Research- Smoke and Mirrors- PRTs and What the State Department is not accomplishing in Iraq

Robert Kaplan has an graet piece entitled, 'What the State Department is not accomplishing in Iraq' that digs in to what PRTs are- and mostly are not- accomplishing in reality.

Focussing on a State Department officer called out of retirement to lead a PRT in Iraq, the article describes the diplomat's arrival:
'When she arrived in Baquba, Diyala’s regional capital, a year ago this month, Munshi’s PRT consisted of two Department of State employees, “an absolutely new and raw” Army civil affairs team, a few interpreters, and 18 guys from a private military company called Blackwater USA whose mission was primarily to protect her.

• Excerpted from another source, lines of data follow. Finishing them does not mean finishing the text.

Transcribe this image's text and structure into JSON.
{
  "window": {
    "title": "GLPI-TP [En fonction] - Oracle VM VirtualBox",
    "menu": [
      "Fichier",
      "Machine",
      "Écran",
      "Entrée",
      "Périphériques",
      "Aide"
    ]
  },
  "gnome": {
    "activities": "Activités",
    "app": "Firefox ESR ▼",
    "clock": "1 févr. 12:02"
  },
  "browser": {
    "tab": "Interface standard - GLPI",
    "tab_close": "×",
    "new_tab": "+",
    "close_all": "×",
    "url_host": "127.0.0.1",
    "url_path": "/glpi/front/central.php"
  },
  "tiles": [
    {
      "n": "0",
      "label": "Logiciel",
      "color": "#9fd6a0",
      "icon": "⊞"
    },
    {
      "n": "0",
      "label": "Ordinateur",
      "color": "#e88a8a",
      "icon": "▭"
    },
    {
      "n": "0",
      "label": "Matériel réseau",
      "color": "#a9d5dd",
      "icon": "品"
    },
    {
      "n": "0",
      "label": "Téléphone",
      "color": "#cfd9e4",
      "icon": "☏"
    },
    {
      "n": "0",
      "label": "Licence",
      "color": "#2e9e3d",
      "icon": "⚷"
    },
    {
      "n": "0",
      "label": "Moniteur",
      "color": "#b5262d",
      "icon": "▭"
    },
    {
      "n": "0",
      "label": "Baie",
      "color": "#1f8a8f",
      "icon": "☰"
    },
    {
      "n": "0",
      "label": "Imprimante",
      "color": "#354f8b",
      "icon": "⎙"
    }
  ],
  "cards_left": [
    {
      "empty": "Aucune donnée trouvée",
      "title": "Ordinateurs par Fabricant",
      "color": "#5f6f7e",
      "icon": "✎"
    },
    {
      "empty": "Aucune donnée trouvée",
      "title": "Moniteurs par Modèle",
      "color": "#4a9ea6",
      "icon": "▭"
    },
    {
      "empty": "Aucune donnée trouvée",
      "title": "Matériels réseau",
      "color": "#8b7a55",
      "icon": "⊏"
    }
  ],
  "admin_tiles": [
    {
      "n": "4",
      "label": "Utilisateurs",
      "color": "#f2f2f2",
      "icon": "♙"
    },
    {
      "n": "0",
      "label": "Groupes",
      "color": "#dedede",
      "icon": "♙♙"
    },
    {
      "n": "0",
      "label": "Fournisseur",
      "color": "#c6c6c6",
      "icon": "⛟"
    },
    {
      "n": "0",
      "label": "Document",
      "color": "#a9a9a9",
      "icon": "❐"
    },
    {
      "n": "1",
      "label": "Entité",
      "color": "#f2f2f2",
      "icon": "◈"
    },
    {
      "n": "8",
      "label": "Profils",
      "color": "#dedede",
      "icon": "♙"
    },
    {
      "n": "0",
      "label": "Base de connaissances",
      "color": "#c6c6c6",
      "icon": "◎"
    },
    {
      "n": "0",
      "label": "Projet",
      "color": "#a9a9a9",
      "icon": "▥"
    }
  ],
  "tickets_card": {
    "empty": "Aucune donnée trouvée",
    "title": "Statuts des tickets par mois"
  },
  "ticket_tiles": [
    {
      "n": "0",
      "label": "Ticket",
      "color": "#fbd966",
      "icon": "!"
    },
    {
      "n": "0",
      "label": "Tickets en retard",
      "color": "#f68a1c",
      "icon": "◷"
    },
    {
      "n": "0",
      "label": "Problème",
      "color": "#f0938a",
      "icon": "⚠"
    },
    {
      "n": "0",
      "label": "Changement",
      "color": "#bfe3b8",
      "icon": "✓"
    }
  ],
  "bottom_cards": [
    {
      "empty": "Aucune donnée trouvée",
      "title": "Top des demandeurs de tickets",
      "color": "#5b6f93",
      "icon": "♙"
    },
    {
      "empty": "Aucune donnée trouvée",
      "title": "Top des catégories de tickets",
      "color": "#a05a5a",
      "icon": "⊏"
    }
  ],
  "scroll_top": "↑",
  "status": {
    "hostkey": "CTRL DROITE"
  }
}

There were six Internet connections for all these people, no desks or chairs, no operating funds, and no office supplies. “If it isn’t nailed down, take it,” she told them all.'

The short piece is a quick read, and in its brevity is fills the void of critical views on what PRTs have become over the last years. Beyond debates on 'which nation does the best PRTs', there are little first-hand accounts that provide any clear indication of whether the experiment has been successful, or even what success should look like. We posted earlier (and here) on the rise of PRTs in parallel to the surge in Iraq, but again, have heard little since.

On the same theme, Jane's has an in-depth look at the PRT debate, in an article entitled 'Blurring the line - Involving the military in humanitarian affairs'- it is unfortunately available to subscribers only.